ImperialBlether Sat 16-Jul-16 17:31:51

Could you say something like, "Can we do something another day? I'm still getting flashbacks to the last time our kids were at the cinema together!"?

feuergeist Sat 16-Jul-16 17:49:12

Thanks for all your responses. It really is a tricky one for me. My friend has a very soft approach to parenting and often laughs off bad behaviour of her kids unless she is already very upset but even then she doesnt get very far before she drops it. Telling her that her kids were distracting mine last time would be true but probably the reply she would be the most offended about.

I dont want to drop the other friend in hot water either by telling my best friend that she is in charge of arrangements because it is likely that she'd contact her (all mums from the class have each others numbers).

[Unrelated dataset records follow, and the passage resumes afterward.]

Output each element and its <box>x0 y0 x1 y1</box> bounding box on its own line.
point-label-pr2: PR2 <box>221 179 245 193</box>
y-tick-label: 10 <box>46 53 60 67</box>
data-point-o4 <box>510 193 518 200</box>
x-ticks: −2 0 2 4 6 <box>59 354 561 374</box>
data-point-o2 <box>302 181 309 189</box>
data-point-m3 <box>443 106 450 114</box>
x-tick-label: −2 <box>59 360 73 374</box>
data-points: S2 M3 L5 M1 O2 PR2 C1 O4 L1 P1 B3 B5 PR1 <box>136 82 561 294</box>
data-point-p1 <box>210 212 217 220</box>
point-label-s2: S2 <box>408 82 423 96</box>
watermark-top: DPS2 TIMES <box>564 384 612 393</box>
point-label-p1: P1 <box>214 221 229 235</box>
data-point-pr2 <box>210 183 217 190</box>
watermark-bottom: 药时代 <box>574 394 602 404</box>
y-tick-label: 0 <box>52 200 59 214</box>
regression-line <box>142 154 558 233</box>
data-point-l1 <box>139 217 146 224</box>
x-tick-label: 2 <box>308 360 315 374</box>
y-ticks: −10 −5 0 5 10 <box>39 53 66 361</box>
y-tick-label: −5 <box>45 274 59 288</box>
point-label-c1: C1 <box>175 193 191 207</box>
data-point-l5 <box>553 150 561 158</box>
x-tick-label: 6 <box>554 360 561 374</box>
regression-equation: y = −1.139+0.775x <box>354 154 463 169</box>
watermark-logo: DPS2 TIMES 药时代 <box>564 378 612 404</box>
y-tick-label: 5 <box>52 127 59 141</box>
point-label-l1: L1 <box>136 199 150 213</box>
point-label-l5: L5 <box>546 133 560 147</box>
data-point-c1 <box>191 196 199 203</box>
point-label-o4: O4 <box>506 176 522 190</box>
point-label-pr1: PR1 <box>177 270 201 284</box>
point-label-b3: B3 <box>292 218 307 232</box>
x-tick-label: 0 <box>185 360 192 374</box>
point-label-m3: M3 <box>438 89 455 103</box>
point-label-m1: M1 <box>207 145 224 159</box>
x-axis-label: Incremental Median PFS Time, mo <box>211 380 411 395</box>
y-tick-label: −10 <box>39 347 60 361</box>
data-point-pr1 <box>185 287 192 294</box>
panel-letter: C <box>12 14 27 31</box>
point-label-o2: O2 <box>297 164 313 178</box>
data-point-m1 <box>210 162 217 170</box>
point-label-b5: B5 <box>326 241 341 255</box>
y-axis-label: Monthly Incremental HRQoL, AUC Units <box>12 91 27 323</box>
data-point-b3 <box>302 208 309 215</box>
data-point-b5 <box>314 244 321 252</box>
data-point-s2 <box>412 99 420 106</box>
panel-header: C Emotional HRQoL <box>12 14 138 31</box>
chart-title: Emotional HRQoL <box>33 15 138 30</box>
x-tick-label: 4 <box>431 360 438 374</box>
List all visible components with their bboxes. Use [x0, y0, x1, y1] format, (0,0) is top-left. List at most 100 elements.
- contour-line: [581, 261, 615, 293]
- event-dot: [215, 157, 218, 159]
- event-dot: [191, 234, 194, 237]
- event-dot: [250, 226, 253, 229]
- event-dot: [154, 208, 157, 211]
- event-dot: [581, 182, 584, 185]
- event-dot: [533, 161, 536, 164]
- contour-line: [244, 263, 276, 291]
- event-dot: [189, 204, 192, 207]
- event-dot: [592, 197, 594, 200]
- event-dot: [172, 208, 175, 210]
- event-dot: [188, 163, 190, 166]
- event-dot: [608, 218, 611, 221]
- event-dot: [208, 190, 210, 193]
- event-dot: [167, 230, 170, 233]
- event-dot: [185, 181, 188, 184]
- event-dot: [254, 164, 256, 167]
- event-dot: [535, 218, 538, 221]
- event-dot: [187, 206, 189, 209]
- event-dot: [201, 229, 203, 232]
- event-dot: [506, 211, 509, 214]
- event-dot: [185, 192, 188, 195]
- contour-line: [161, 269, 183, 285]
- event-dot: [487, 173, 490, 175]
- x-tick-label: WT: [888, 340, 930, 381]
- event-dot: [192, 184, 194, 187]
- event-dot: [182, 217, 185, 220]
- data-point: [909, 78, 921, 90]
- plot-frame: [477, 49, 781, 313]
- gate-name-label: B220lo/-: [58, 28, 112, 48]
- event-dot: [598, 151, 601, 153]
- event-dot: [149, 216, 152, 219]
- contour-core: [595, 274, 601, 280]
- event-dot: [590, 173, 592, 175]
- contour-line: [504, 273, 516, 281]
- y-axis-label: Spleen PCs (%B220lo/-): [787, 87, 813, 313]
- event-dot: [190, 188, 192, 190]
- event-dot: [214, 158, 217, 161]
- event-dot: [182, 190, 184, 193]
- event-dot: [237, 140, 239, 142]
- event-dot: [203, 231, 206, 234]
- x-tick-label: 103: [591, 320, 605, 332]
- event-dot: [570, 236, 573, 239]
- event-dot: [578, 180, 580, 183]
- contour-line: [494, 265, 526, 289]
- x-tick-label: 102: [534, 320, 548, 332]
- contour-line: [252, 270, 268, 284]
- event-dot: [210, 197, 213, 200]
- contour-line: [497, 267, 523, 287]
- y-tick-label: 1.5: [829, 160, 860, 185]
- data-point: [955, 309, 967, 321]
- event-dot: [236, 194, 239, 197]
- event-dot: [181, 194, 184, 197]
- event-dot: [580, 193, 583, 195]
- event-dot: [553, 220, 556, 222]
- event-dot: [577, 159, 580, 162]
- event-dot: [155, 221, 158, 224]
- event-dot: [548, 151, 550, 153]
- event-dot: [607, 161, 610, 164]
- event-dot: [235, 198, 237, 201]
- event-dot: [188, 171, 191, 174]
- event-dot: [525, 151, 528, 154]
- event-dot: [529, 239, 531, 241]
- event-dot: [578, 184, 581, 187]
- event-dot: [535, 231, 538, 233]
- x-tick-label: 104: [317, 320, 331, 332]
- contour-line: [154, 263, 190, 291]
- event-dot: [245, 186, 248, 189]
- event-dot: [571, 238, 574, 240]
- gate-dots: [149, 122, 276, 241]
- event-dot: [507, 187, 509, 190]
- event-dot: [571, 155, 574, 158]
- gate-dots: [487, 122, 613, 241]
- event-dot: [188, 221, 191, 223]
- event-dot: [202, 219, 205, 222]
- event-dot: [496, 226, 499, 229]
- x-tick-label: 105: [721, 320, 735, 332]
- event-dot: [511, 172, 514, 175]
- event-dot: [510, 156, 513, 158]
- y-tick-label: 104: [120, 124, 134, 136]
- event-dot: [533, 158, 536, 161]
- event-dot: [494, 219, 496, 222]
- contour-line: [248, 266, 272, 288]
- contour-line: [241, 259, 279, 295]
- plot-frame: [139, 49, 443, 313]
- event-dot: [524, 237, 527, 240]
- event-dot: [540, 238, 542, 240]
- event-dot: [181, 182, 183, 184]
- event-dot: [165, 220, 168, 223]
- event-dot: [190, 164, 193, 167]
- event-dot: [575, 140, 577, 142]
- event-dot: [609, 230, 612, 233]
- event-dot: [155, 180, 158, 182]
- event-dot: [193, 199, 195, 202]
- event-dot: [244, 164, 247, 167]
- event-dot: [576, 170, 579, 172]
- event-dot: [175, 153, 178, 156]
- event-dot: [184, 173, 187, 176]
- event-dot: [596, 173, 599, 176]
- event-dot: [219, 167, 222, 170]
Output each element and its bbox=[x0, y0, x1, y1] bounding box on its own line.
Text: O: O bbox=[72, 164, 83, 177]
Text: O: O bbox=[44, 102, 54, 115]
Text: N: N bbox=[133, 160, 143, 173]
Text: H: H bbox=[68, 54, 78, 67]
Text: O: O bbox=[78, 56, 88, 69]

Already had to shuffle a few things around as my best friend is moving in a week and she really wanted to spend some time with me on monday where I was already totally bricked up with things so suggesting another day when she knows we are meeting on monday didnt seem to stop her asking to tag along tomorrow too...

I think i'll have to give the other friend a quick call to see if she has any brilliant ideas of letting her down gently.

Missgraeme Thu 28-Jul-16 10:03:46

Tell her u booked the last seats!

HouseworkIsASin10 Thu 28-Jul-16 10:08:32

I'd make a jokey comment and say 'You're joking aren't you? You're kids won't sit still for 5 minutes!'

FetchezLaVache Thu 28-Jul-16 12:26:37

If you don't want to say no on the grounds of her kids' behaviour, would it be easier to say no on grounds that she clearly dislikes new friend and you'd find it awkward being in the middle?

Hotwaterbottle1 Sat 30-Jul-16 14:12:33

Surely if it's a kids film though the cinema will be full of children & not all of them will sit still! I don't think it's unreasonable for a best friend to ask to tag along to the cinema to see a kids film, she is not inviting herself to a formal event or a date. I think you are being very hurtful. Is it the end of the world if the kids are distracted, if they love and are engrossed in film they will be fine. Honestly a cinema trip not worth a friendship and if you can arrange the seating your DC could be wedged between you & other friend so away from her DC!